High-speed image processing equipment has made possible the processing of image data to present new scenes or perspectives of an object from image data of a different scene or perspective. For example, digital elevation information of a geographical region can be processed to generate a variety of different two and one-half dimensional representations of the terrain. The new perspective scenes of the terrain can be generated by rendering techniques to give the observer a perspective view of the terrain from any point in space. From a series of such perspective views of the subject terrain, a person can experience a hypothetical flight over the terrain without actually experiencing a true flight. It can be appreciated that such a rendering technique is highly advantageous in military and aeronautical applications.
Image data related to three-dimensional objects may also be rendered to further define, clarify, create, etc., new images which in reality are difficult or impossible to observe. Such applications include physiological cat-scans, X-rays, sonograms, nuclear magnetic resonance, etc. Given such three-dimensional image data, perspective views can be generated using translucency, opacity or color parameters to create new perspective views to accentuate body tissues or other material.
Image rendering can be achieved by various techniques, including image ray tracing. Ray tracing techniques are disclosed in connection with volume rendering in the technical article entitled, "Display of Surfaces From Volume Data", by Marc Levoy, IEEE, Computer Graphics and Applications, May, 1988 pages 29-37. According to such techniques, and other similar ray tracing techniques, point is established in free space from which hypothetical rays are extended toward a reflective image of the object. In two and one-half dimensional ray tracing, the image processor proceeds in successive increments along each ray to determine if the surface of the object has been penetrated. Each ray increment or section corresponds to a pixel location associated with the reflective image. When the surface of the image is penetrated by a particular ray section, the pixel information or resampled information thereof, is stored for later presentation of the new perspective view.
According to three-dimensional image ray tracing, each ray is also incrementally traversed, noting whether any point of interest is within a specified volumetric vicinity. Regions of interest may include arbitrary intensity ranges or opacity ranges existing within a given sphere in which the ray section is centered.
One shortcoming of conventional image ray tracing is the time consumed in performing the rendering operation. The increments by which each ray is traced are generally small.

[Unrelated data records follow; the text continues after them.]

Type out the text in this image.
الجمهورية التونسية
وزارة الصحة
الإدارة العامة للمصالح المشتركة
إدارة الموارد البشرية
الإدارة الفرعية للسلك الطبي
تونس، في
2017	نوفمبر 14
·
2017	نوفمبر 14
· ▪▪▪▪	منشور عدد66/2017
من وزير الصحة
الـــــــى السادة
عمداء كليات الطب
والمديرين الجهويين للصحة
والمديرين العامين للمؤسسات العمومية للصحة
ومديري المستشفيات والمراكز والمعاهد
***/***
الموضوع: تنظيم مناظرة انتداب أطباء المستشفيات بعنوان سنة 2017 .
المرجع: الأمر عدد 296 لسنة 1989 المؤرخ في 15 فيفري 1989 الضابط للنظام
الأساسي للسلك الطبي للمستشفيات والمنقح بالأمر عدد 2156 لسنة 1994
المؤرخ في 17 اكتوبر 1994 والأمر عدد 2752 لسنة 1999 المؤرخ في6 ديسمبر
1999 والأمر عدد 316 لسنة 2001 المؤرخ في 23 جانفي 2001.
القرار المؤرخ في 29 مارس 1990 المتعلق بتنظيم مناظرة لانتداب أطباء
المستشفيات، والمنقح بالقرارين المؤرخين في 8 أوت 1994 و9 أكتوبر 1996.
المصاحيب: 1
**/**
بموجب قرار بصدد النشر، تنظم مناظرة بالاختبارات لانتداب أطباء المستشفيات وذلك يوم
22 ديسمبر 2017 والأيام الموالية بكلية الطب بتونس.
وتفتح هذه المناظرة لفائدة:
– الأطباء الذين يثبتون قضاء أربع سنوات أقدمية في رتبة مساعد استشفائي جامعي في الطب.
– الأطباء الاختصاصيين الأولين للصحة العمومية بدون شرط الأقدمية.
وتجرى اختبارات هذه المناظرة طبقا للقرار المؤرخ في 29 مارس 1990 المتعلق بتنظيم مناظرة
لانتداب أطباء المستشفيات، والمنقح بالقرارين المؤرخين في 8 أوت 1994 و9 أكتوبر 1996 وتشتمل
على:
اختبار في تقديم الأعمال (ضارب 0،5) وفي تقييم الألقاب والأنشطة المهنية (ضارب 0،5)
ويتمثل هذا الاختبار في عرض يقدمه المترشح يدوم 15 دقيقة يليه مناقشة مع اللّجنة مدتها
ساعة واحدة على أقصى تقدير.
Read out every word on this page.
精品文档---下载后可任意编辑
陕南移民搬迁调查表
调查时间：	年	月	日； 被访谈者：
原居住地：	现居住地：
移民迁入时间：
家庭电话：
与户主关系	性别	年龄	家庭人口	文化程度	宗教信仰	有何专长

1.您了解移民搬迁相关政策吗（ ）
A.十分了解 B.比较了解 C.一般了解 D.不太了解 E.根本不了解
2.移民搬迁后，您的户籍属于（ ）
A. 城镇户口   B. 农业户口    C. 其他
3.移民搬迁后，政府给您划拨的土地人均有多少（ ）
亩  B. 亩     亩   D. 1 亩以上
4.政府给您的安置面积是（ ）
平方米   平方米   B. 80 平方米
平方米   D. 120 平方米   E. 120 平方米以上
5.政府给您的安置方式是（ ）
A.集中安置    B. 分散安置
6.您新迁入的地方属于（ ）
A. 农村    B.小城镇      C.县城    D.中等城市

Because information for a large number of pixels must be processed at each point along the ray, the processing time of all the rays can become enormous. For example, in rendering a typical terrain object in two and one-half dimensions, the rendering can take ten to fifteen minutes depending upon the complexity of the base reflective image. Because a three-dimensional rendering involves cubic dimensions, rendering of associated images may take even longer. Hence, it can be seen that a need exists for an improved technique which reduces the time to carry out a rendering operation. A further need exists for a new rendering operation which is faster than current techniques, but which does not compromise the quality of the resultant perspective view.